多分、アオキさん、アンタが結末を変えてくれたんだろう」


 これ以上は聞くな、という眼をしていた。


「だったら、安心しました」


 軽く別れを告げ、彼はボビーの待つ車へと向かおうとした。

 と、今度はヤマモトが


「アオキさん」

 呼びかけた。


「何でしょうか」


「アンタも同じだ。自分の運命は変えられる」

 少しだけ表情を和らげて続けた。


「以前、アンタらのカイシャの方にも言ったよ、ソネザキさんに……同じことをね」


 サンライズは完全に彼の方に向き直った。


「彼は何て答えましたか?」

「うん……笑ったね、大笑いした。それから言ったよ。『了解』って」


 ソネザキさんに会ったらよろしく、とヤマモトが言う。分かっていてあえて、そう言ったのだろうか。サンライズは黙って頭を下げ、彼らの元を辞した。

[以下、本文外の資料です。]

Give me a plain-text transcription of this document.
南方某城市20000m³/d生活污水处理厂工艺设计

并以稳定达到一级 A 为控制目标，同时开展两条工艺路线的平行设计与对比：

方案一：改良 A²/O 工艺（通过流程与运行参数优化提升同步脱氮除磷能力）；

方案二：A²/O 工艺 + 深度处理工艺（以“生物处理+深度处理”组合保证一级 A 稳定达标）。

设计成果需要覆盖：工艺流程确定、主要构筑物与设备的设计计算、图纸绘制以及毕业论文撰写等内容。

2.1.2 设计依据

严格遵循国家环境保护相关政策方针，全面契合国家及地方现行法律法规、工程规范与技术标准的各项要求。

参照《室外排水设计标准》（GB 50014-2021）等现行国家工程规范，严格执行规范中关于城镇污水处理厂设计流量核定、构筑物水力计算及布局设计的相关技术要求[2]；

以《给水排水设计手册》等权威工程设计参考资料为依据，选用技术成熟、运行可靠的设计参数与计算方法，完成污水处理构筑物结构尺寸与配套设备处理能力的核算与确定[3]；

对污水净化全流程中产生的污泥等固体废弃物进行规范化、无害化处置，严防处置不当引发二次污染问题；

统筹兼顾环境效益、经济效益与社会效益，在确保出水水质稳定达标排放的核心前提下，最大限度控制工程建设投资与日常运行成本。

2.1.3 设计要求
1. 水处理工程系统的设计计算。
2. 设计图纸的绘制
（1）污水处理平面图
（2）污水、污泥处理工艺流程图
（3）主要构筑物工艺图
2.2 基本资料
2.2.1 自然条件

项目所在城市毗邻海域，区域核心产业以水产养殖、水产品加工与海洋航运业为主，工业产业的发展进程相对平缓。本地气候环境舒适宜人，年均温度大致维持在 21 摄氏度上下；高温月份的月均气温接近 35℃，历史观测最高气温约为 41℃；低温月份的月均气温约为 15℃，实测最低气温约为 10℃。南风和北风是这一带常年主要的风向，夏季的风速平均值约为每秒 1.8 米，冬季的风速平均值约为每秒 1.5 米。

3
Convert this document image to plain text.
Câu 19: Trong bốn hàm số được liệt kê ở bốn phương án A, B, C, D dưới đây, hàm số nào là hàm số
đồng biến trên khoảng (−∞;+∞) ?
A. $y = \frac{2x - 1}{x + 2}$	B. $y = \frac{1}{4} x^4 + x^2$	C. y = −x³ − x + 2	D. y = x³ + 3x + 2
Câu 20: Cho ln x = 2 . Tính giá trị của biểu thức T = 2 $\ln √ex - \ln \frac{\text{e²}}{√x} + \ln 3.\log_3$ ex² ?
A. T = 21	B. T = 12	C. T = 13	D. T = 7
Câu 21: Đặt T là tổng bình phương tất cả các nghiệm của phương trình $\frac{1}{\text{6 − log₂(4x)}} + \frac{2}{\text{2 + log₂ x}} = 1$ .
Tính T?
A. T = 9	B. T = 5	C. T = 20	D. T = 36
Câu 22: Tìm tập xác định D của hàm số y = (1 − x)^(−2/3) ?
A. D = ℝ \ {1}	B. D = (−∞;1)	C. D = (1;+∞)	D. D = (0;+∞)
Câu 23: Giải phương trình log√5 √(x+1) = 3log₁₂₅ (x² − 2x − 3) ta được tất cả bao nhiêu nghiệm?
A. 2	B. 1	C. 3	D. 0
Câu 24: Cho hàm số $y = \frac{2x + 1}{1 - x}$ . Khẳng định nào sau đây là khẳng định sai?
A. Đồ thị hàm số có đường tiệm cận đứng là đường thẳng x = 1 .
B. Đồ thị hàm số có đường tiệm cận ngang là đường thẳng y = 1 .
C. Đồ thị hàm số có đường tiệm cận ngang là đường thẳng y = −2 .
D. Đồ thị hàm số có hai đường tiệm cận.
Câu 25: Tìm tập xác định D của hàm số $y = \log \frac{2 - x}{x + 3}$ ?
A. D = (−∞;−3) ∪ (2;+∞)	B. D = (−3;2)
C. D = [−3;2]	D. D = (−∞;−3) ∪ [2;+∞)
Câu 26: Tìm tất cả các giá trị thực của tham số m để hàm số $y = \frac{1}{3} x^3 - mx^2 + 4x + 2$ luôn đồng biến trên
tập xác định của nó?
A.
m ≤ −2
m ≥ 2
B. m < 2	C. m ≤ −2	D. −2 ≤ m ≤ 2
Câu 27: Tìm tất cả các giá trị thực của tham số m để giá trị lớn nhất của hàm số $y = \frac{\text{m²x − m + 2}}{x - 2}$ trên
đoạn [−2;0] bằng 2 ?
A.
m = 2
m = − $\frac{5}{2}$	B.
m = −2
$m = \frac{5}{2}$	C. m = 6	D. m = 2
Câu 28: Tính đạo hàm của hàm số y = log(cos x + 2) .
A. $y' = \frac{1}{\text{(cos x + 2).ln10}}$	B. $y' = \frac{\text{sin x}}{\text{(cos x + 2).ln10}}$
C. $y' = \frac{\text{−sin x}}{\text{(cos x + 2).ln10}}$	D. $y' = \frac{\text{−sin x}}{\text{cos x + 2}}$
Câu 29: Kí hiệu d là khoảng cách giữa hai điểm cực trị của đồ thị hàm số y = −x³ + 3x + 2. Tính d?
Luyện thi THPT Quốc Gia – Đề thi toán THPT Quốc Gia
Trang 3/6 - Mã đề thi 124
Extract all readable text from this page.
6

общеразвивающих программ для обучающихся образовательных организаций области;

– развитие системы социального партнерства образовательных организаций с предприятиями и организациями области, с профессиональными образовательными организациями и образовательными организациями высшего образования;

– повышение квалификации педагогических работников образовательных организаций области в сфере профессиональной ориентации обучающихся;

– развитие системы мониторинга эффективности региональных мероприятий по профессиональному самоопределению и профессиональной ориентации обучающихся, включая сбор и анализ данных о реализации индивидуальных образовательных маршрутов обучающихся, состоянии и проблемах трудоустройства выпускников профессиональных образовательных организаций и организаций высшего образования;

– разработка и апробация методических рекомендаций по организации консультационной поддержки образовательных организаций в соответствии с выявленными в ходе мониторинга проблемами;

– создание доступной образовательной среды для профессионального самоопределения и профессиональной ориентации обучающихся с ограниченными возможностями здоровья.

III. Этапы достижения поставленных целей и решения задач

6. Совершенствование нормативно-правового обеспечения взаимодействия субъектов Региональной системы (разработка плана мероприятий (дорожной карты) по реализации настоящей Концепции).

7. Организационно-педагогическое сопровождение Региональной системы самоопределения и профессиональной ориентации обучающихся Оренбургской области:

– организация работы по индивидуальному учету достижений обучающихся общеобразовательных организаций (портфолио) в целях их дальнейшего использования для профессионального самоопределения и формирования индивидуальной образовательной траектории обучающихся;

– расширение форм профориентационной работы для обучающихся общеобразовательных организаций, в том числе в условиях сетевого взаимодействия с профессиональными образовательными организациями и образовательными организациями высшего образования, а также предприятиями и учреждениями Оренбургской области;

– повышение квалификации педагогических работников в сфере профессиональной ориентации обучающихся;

 ドミンゴ・リーダーは、その後の任務で帰らぬ人となった。

 しかし、最後の最後まで可能性にかけたのだろう。

 決められたようにみえる未来を、変えるべく。


 そう思っていたし、そう思っていたかった。

 たとえどんなことが先に待ち受けていようとも、最後まであきらめたくない。

 それが、自分も報告書で述べようとした、たった一つのことだった。

 

 凍った空の雲間から、薄い日が光の束となってまっすぐに上田の平野を射しているのが見えた。


 ヤコブの梯子と言うんだ、前に彼の上司だったリーダーが教えてくれた。

 さしずめ、彷徨える人々を天に導く光なのだろうな。


 それにしては、あまりにも儚い、淡い光だった。




 電鉄の警笛が天からのトランペットのように、雪に包まれたその地に響き渡った。